The Fourth Army of the Ottoman Empire (Turkish: Dördüncü Ordu) was one of the field armies of the Ottoman Army. It was formed in the middle nineteenth century, during Ottoman military reforms.

The army did not survive the WWI battles in Palestine and Syria.

==Formations==
===Order of Battle, 1877===
In 1877, it was stationed in Anatolia. It was composed of:
- Infantry: Five line regiments and six rifle battalions
- Cavalry: Three line regiments
- Artillery: One line regiment (12 batteries)
- Engineer: One sapper company

===Order of Battle, 1908===
After the Young Turk Revolution and the establishment of the Second Constitutional Era on 3 July 1908, the new government initiated a major military reform. Army headquarters were modernized. The Fourth Army's new operational area was Caucasia and its many troops were scattered along the frontier to keep an eye on the Russian Empire.

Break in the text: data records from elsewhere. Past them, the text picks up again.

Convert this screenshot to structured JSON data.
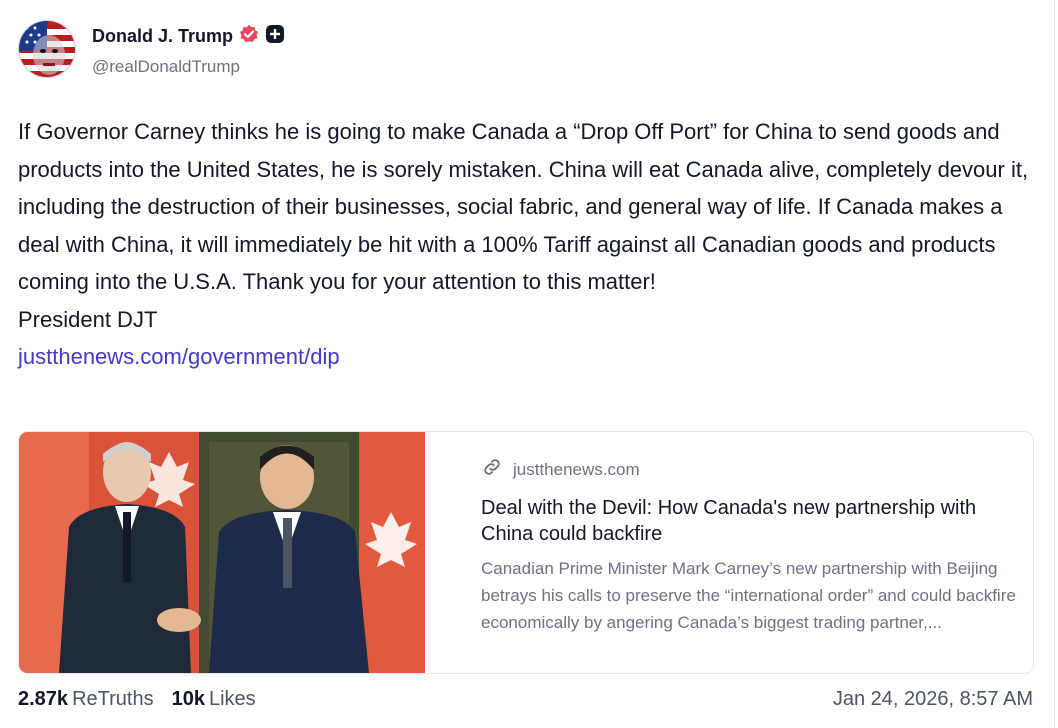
{
  "author": {
    "display_name": "Donald J. Trump",
    "handle": "@realDonaldTrump",
    "verified_icon": "verified-badge-icon",
    "extra_icon": "plus-badge-icon"
  },
  "post": {
    "body": "If Governor Carney thinks he is going to make Canada a “Drop Off Port” for China to send goods and products into the United States, he is sorely mistaken. China will eat Canada alive, completely devour it, including the destruction of their businesses, social fabric, and general way of life. If Canada makes a  deal with China, it will immediately be hit with a 100% Tariff against all Canadian goods and products coming into the U.S.A. Thank you for your attention to this matter!",
    "signature": "President DJT",
    "link_text": "justthenews.com/government/dip"
  },
  "link_card": {
    "domain": "justthenews.com",
    "title": "Deal with the Devil: How Canada's new partnership with China could backfire",
    "description": "Canadian Prime Minister Mark Carney’s new partnership with Beijing betrays his calls to preserve the “international order” and could backfire economically by angering Canada’s biggest trading partner,..."
  },
  "stats": {
    "retruths_count": "2.87k",
    "retruths_label": "ReTruths",
    "likes_count": "10k",
    "likes_label": "Likes"
  },
  "timestamp": "Jan 24, 2026, 8:57 AM",
  "colors": {
    "link": "#4338ca",
    "verified": "#e5485d",
    "text": "#111827",
    "muted": "#6b7280"
  }
}
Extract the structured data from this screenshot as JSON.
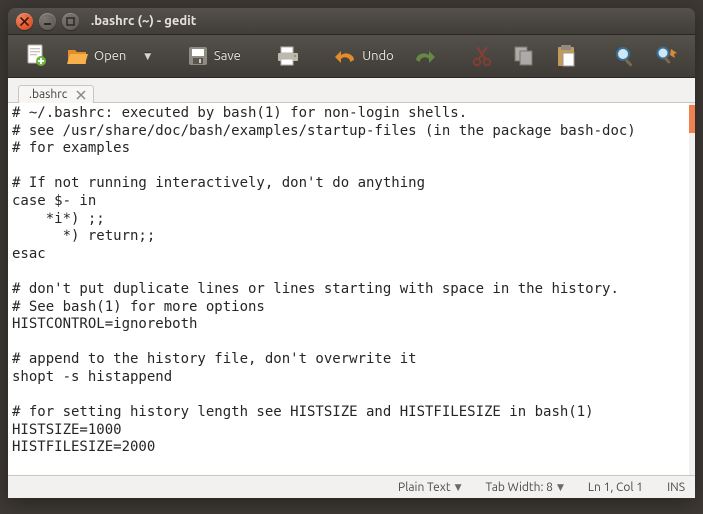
{
  "window": {
    "title": ".bashrc (~) - gedit"
  },
  "toolbar": {
    "open_label": "Open",
    "save_label": "Save",
    "undo_label": "Undo"
  },
  "tab": {
    "name": ".bashrc"
  },
  "editor": {
    "content": "# ~/.bashrc: executed by bash(1) for non-login shells.\n# see /usr/share/doc/bash/examples/startup-files (in the package bash-doc)\n# for examples\n\n# If not running interactively, don't do anything\ncase $- in\n    *i*) ;;\n      *) return;;\nesac\n\n# don't put duplicate lines or lines starting with space in the history.\n# See bash(1) for more options\nHISTCONTROL=ignoreboth\n\n# append to the history file, don't overwrite it\nshopt -s histappend\n\n# for setting history length see HISTSIZE and HISTFILESIZE in bash(1)\nHISTSIZE=1000\nHISTFILESIZE=2000"
  },
  "status": {
    "syntax": "Plain Text",
    "tabwidth": "Tab Width: 8",
    "position": "Ln 1, Col 1",
    "insert": "INS"
  }
}
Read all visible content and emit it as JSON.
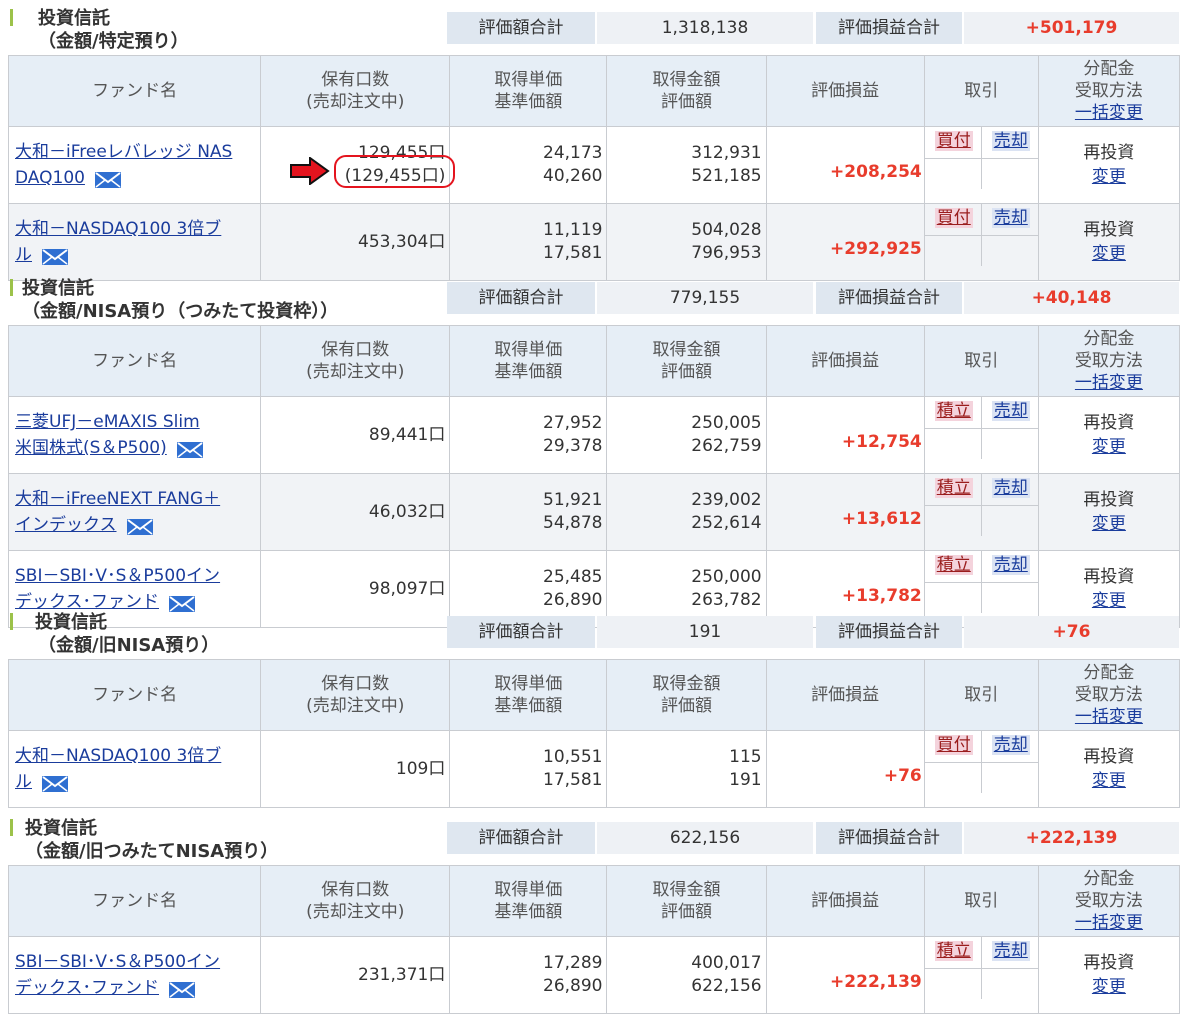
{
  "mail_icon": "envelope-icon",
  "arrow_icon": "red-arrow-icon",
  "colors": {
    "accent_green": "#9cc24a",
    "profit_red": "#e83c2c",
    "link_blue": "#1a3c9c",
    "buy_bg": "#f4d3dc",
    "sell_bg": "#dbe3f3",
    "header_bg": "#e6eef6"
  },
  "columns": {
    "fund_name": "ファンド名",
    "units_1": "保有口数",
    "units_2": "(売却注文中)",
    "acq_1": "取得単価",
    "acq_2": "基準価額",
    "amount_1": "取得金額",
    "amount_2": "評価額",
    "pl": "評価損益",
    "trade": "取引",
    "dist_1": "分配金",
    "dist_2": "受取方法",
    "dist_3": "一括変更"
  },
  "summary_labels": {
    "total": "評価額合計",
    "pl_total": "評価損益合計"
  },
  "dist_reinvest": "再投資",
  "dist_change": "変更",
  "sections": [
    {
      "title1": "投資信託",
      "title2": "（金額/特定預り）",
      "total": "1,318,138",
      "pl_total": "+501,179",
      "funds": [
        {
          "name1": "大和－iFreeレバレッジ NAS",
          "name2": "DAQ100",
          "units": "129,455口",
          "pending": "(129,455口)",
          "acq_price": "24,173",
          "base_price": "40,260",
          "acq_amount": "312,931",
          "eval_amount": "521,185",
          "pl": "+208,254",
          "buy": "買付",
          "sell": "売却"
        },
        {
          "name1": "大和－NASDAQ100 3倍ブ",
          "name2": "ル",
          "units": "453,304口",
          "pending": "",
          "acq_price": "11,119",
          "base_price": "17,581",
          "acq_amount": "504,028",
          "eval_amount": "796,953",
          "pl": "+292,925",
          "buy": "買付",
          "sell": "売却"
        }
      ]
    },
    {
      "title1": "投資信託",
      "title2": "（金額/NISA預り（つみたて投資枠））",
      "total": "779,155",
      "pl_total": "+40,148",
      "funds": [
        {
          "name1": "三菱UFJ－eMAXIS Slim",
          "name2": "米国株式(S＆P500)",
          "units": "89,441口",
          "pending": "",
          "acq_price": "27,952",
          "base_price": "29,378",
          "acq_amount": "250,005",
          "eval_amount": "262,759",
          "pl": "+12,754",
          "buy": "積立",
          "sell": "売却"
        },
        {
          "name1": "大和－iFreeNEXT FANG＋",
          "name2": "インデックス",
          "units": "46,032口",
          "pending": "",
          "acq_price": "51,921",
          "base_price": "54,878",
          "acq_amount": "239,002",
          "eval_amount": "252,614",
          "pl": "+13,612",
          "buy": "積立",
          "sell": "売却"
        },
        {
          "name1": "SBI－SBI･V･S＆P500イン",
          "name2": "デックス･ファンド",
          "units": "98,097口",
          "pending": "",
          "acq_price": "25,485",
          "base_price": "26,890",
          "acq_amount": "250,000",
          "eval_amount": "263,782",
          "pl": "+13,782",
          "buy": "積立",
          "sell": "売却"
        }
      ]
    },
    {
      "title1": "投資信託",
      "title2": "（金額/旧NISA預り）",
      "total": "191",
      "pl_total": "+76",
      "funds": [
        {
          "name1": "大和－NASDAQ100 3倍ブ",
          "name2": "ル",
          "units": "109口",
          "pending": "",
          "acq_price": "10,551",
          "base_price": "17,581",
          "acq_amount": "115",
          "eval_amount": "191",
          "pl": "+76",
          "buy": "買付",
          "sell": "売却"
        }
      ]
    },
    {
      "title1": "投資信託",
      "title2": "（金額/旧つみたてNISA預り）",
      "total": "622,156",
      "pl_total": "+222,139",
      "funds": [
        {
          "name1": "SBI－SBI･V･S＆P500イン",
          "name2": "デックス･ファンド",
          "units": "231,371口",
          "pending": "",
          "acq_price": "17,289",
          "base_price": "26,890",
          "acq_amount": "400,017",
          "eval_amount": "622,156",
          "pl": "+222,139",
          "buy": "積立",
          "sell": "売却"
        }
      ]
    }
  ]
}
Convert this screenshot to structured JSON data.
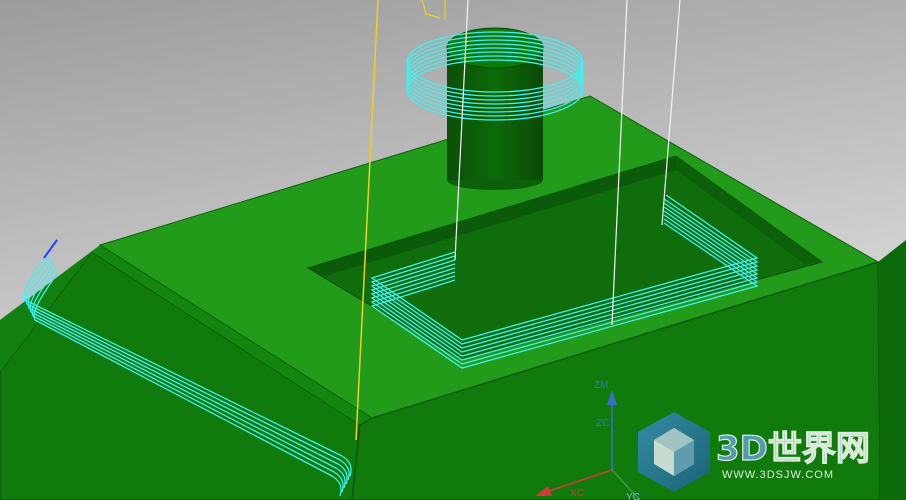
{
  "viewport": {
    "axes": {
      "zm_label": "ZM",
      "zc_label": "ZC",
      "xc_label": "XC",
      "yc_label": "YC",
      "z_color": "#3a6fd0",
      "x_color": "#d03a3a"
    },
    "colors": {
      "background_top": "#9e9e9e",
      "background_bottom": "#e2e2e2",
      "part_front": "#107a0c",
      "part_top": "#229a1a",
      "part_side": "#0d6a0a",
      "pocket_floor": "#0f6d0c",
      "boss": "#0a5a08",
      "toolpath": "#40f0f0",
      "tool_axis_yellow": "#f0d020",
      "tool_axis_white": "#f0f0f0"
    },
    "watermark": {
      "logo_text": "3D世界网",
      "url_text": "WWW.3DSJW.COM",
      "logo_icon": "cube-hexagon-icon"
    }
  }
}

It commanded the following active divisions and other units:
- 7th Infantry Division (Yedinci Fırka)
- 8th Infantry Division (Sekicinci Fırka)
- 19th Infantry Division (On Dokuzuncu Fırka)
- 4th Artillery Division (Dördüncü Topçu Fırkası)
- Erzurum Fortress Artillery Regiment

The Fourth Army also had inspectorate functions for four Redif (reserve) divisions:
- 13th Erzincan Reserve Infantry Division (On Üçüncü Erzincan Redif Fırkası)
- 14th Trabzon Reserve Infantry Division (On Dördüncü Trabzon Redif Fırkası)
- 15th Diyarbekir Reserve Infantry Division (On Beşinci Diyarbekir Redif Fırkası)
- 16th Sivas Reserve Infantry Division (On Altıncı Sivas Redif Fırkası)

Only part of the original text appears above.